The goal of this project is to explore an approach to learn a smooth reward function out of a sparse reward function in the context of Reinforcement Learning. This learnt reward function should make learning converge faster.
- Learn a smooth reward function given a sparse reward function.
- Use a learnt smooth reward function to train an agent to meet the goal of the sparse reward function.
- Compare the learnt smooth reward function against the sparse reward function (and ideally show that the learnt reward function makes agent learning converge faster).
- A reasonable reward function is learnt for the CartPole environment. The reward values assigned to states can be observed on the heatmap plot.
- The learnt reward function doesn't seem to let a policy learn sufficiently well.
- Policy learning using stage-based difficulty adjustment doesn't necessarily adjust difficulty according to agent's abilities. Sometimes it increases difficulty too fast and the agent is unable to obtain enough possitive reward. This usually leads the agent not to improve in the right direction, potentially getting stuck in a bad solution.
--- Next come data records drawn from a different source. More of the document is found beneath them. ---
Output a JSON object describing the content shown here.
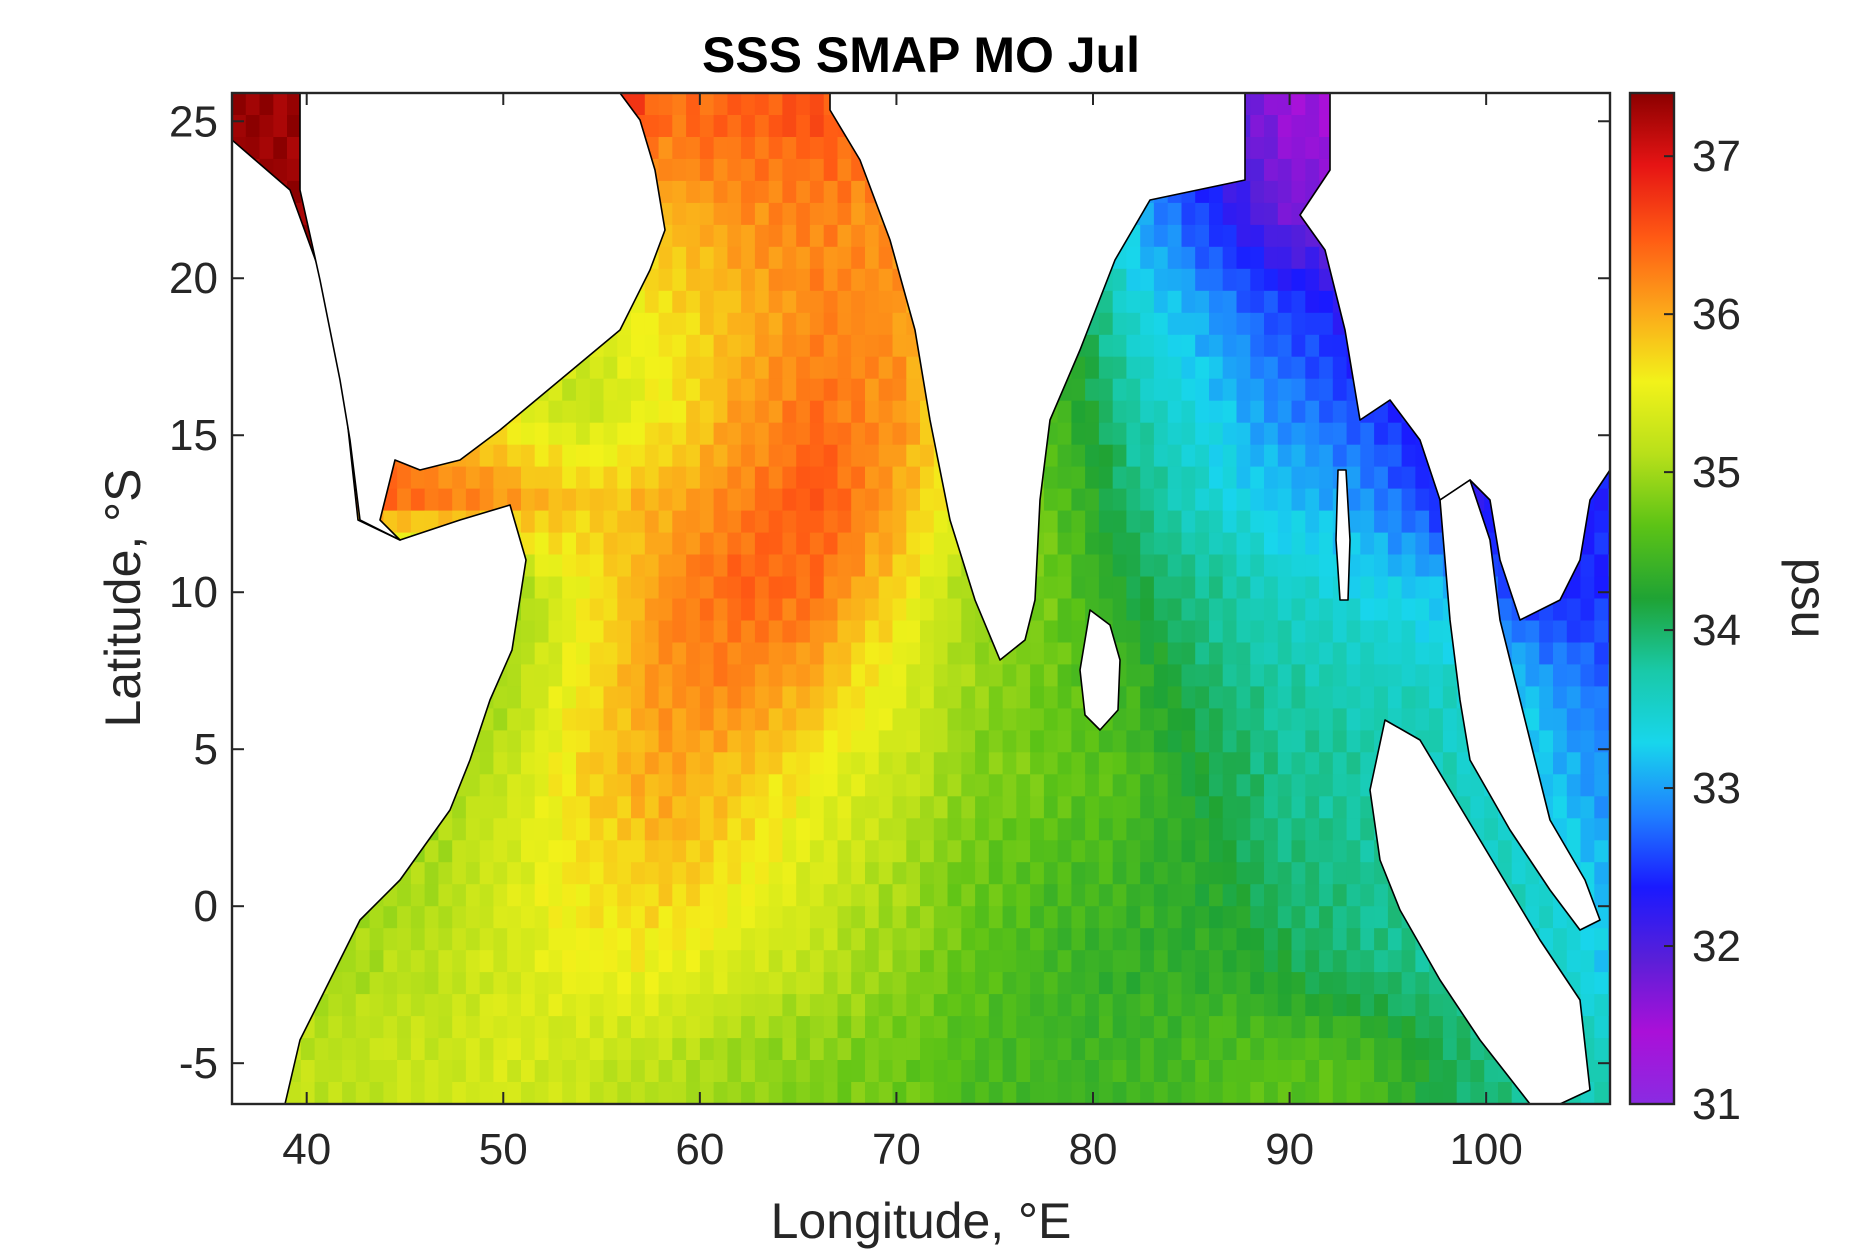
{
  "figure": {
    "title": "SSS SMAP MO Jul",
    "xlabel": "Longitude, °E",
    "ylabel": "Latitude, °S"
  },
  "colorbar": {
    "label": "psu",
    "range": [
      31,
      37.4
    ],
    "ticks": [
      {
        "value": 31,
        "label": "31"
      },
      {
        "value": 32,
        "label": "32"
      },
      {
        "value": 33,
        "label": "33"
      },
      {
        "value": 34,
        "label": "34"
      },
      {
        "value": 35,
        "label": "35"
      },
      {
        "value": 36,
        "label": "36"
      },
      {
        "value": 37,
        "label": "37"
      }
    ],
    "colors": [
      "#8a2be2",
      "#aa10d8",
      "#5a1fd8",
      "#1a1aff",
      "#1f7fff",
      "#18d6ec",
      "#19c9a8",
      "#1fa334",
      "#5cc316",
      "#b8e01a",
      "#f2f21a",
      "#fca61a",
      "#ff5a14",
      "#e61414",
      "#8b0000"
    ]
  },
  "chart_data": {
    "type": "heatmap",
    "title": "SSS SMAP MO Jul",
    "xlabel": "Longitude, °E",
    "ylabel": "Latitude, °S",
    "xlim": [
      36.2,
      106.3
    ],
    "ylim": [
      -6.3,
      25.9
    ],
    "xticks": [
      {
        "value": 40,
        "label": "40"
      },
      {
        "value": 50,
        "label": "50"
      },
      {
        "value": 60,
        "label": "60"
      },
      {
        "value": 70,
        "label": "70"
      },
      {
        "value": 80,
        "label": "80"
      },
      {
        "value": 90,
        "label": "90"
      },
      {
        "value": 100,
        "label": "100"
      }
    ],
    "yticks": [
      {
        "value": -5,
        "label": "-5"
      },
      {
        "value": 0,
        "label": "0"
      },
      {
        "value": 5,
        "label": "5"
      },
      {
        "value": 10,
        "label": "10"
      },
      {
        "value": 15,
        "label": "15"
      },
      {
        "value": 20,
        "label": "20"
      },
      {
        "value": 25,
        "label": "25"
      }
    ],
    "value_label": "psu",
    "lons": [
      38,
      42,
      46,
      50,
      54,
      58,
      62,
      66,
      70,
      74,
      78,
      82,
      86,
      90,
      94,
      98,
      102,
      106
    ],
    "lats": [
      -5,
      -2,
      1,
      4,
      7,
      10,
      13,
      16,
      19,
      22,
      25
    ],
    "values_psu": [
      [
        35.3,
        35.2,
        35.3,
        35.4,
        35.3,
        35.2,
        35.0,
        34.9,
        34.8,
        34.6,
        34.5,
        34.5,
        34.6,
        34.7,
        34.6,
        34.1,
        33.9,
        33.7
      ],
      [
        35.2,
        35.1,
        35.2,
        35.4,
        35.6,
        35.6,
        35.4,
        35.2,
        35.0,
        34.7,
        34.5,
        34.4,
        34.4,
        34.2,
        34.0,
        33.9,
        33.7,
        33.3
      ],
      [
        35.0,
        35.0,
        35.1,
        35.4,
        35.7,
        35.9,
        35.7,
        35.4,
        35.1,
        34.8,
        34.6,
        34.5,
        34.3,
        34.0,
        33.9,
        33.8,
        33.6,
        33.2
      ],
      [
        34.8,
        34.8,
        34.9,
        35.3,
        35.8,
        36.1,
        35.9,
        35.6,
        35.3,
        34.9,
        34.8,
        34.6,
        34.2,
        33.9,
        33.8,
        33.7,
        33.4,
        33.0
      ],
      [
        34.6,
        34.6,
        34.7,
        35.1,
        35.7,
        36.2,
        36.3,
        36.0,
        35.5,
        35.0,
        34.8,
        34.5,
        34.0,
        33.8,
        33.7,
        33.6,
        33.2,
        32.8
      ],
      [
        34.5,
        34.5,
        34.6,
        34.9,
        35.6,
        36.2,
        36.5,
        36.4,
        35.8,
        35.0,
        34.8,
        34.2,
        33.9,
        33.6,
        33.4,
        33.2,
        32.5,
        32.5
      ],
      [
        36.8,
        36.6,
        36.4,
        36.2,
        35.9,
        36.0,
        36.3,
        36.6,
        36.1,
        35.4,
        34.7,
        34.0,
        33.5,
        33.2,
        33.0,
        32.4,
        32.2,
        32.5
      ],
      [
        37.4,
        37.4,
        35.8,
        35.6,
        35.2,
        35.6,
        36.1,
        36.4,
        36.2,
        35.6,
        34.6,
        33.8,
        33.3,
        32.9,
        32.6,
        32.2,
        32.0,
        32.5
      ],
      [
        37.4,
        37.4,
        35.5,
        35.5,
        35.5,
        35.7,
        36.0,
        36.3,
        36.2,
        35.7,
        34.5,
        33.5,
        33.0,
        32.6,
        32.2,
        31.9,
        31.8,
        32.0
      ],
      [
        37.4,
        37.4,
        35.6,
        35.6,
        35.8,
        36.0,
        36.2,
        36.3,
        36.2,
        35.8,
        34.4,
        33.2,
        32.5,
        31.8,
        31.8,
        31.7,
        31.7,
        31.8
      ],
      [
        37.4,
        37.4,
        37.4,
        37.4,
        37.4,
        36.4,
        36.5,
        36.6,
        36.4,
        35.9,
        34.3,
        33.0,
        32.2,
        31.6,
        31.6,
        31.6,
        31.6,
        31.6
      ]
    ]
  }
}
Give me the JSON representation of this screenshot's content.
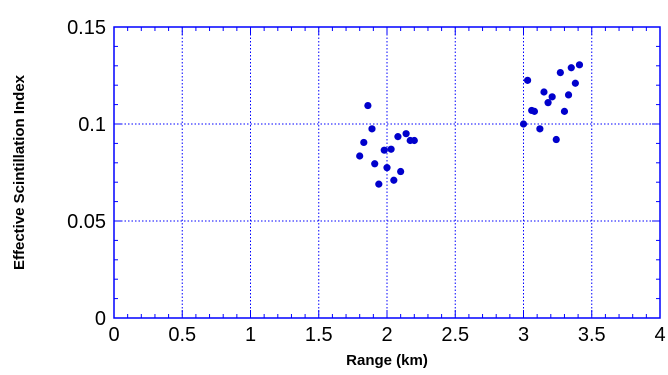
{
  "chart_data": {
    "type": "scatter",
    "title": "",
    "xlabel": "Range (km)",
    "ylabel": "Effective Scintillation Index",
    "xlim": [
      0,
      4
    ],
    "ylim": [
      0,
      0.15
    ],
    "x_ticks": [
      0,
      0.5,
      1,
      1.5,
      2,
      2.5,
      3,
      3.5,
      4
    ],
    "x_tick_labels": [
      "0",
      "0.5",
      "1",
      "1.5",
      "2",
      "2.5",
      "3",
      "3.5",
      "4"
    ],
    "y_ticks": [
      0,
      0.05,
      0.1,
      0.15
    ],
    "y_tick_labels": [
      "0",
      "0.05",
      "0.1",
      "0.15"
    ],
    "grid": true,
    "legend": "none",
    "colors": {
      "axis": "#0000ff",
      "grid": "#0000ff",
      "marker": "#0000cc"
    },
    "series": [
      {
        "points": [
          {
            "x": 1.8,
            "y": 0.0835
          },
          {
            "x": 1.83,
            "y": 0.0905
          },
          {
            "x": 1.86,
            "y": 0.1095
          },
          {
            "x": 1.89,
            "y": 0.0975
          },
          {
            "x": 1.91,
            "y": 0.0795
          },
          {
            "x": 1.94,
            "y": 0.069
          },
          {
            "x": 1.98,
            "y": 0.0865
          },
          {
            "x": 2.0,
            "y": 0.0775
          },
          {
            "x": 2.03,
            "y": 0.087
          },
          {
            "x": 2.05,
            "y": 0.071
          },
          {
            "x": 2.08,
            "y": 0.0935
          },
          {
            "x": 2.1,
            "y": 0.0755
          },
          {
            "x": 2.14,
            "y": 0.095
          },
          {
            "x": 2.17,
            "y": 0.0915
          },
          {
            "x": 2.2,
            "y": 0.0915
          },
          {
            "x": 3.0,
            "y": 0.1
          },
          {
            "x": 3.03,
            "y": 0.1225
          },
          {
            "x": 3.06,
            "y": 0.107
          },
          {
            "x": 3.08,
            "y": 0.1065
          },
          {
            "x": 3.12,
            "y": 0.0975
          },
          {
            "x": 3.15,
            "y": 0.1165
          },
          {
            "x": 3.18,
            "y": 0.111
          },
          {
            "x": 3.21,
            "y": 0.114
          },
          {
            "x": 3.24,
            "y": 0.092
          },
          {
            "x": 3.27,
            "y": 0.1265
          },
          {
            "x": 3.3,
            "y": 0.1065
          },
          {
            "x": 3.33,
            "y": 0.115
          },
          {
            "x": 3.35,
            "y": 0.129
          },
          {
            "x": 3.38,
            "y": 0.121
          },
          {
            "x": 3.41,
            "y": 0.1305
          }
        ]
      }
    ]
  }
}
- For some reason, the learnt reward function only produces negative values. This could be a cause of slow learning.
- Implementation: split components for better readibility and more flexibility to updates. The following components should be sequential: regular environment, transformation to sparse reward environment, learnt reward network and weighted average, agent.
- Replace stage-based difficulty adjustment with performance-based difficulty adjustment. Test performance.
- Replace stochastic gradient descent with mini-batch gradient descent. Test performance.
- During reward function training, we could try interleaving between training the agent and the reward function. When one has its weights fixed, the other has them updated. This may increase stability while learning the reward function.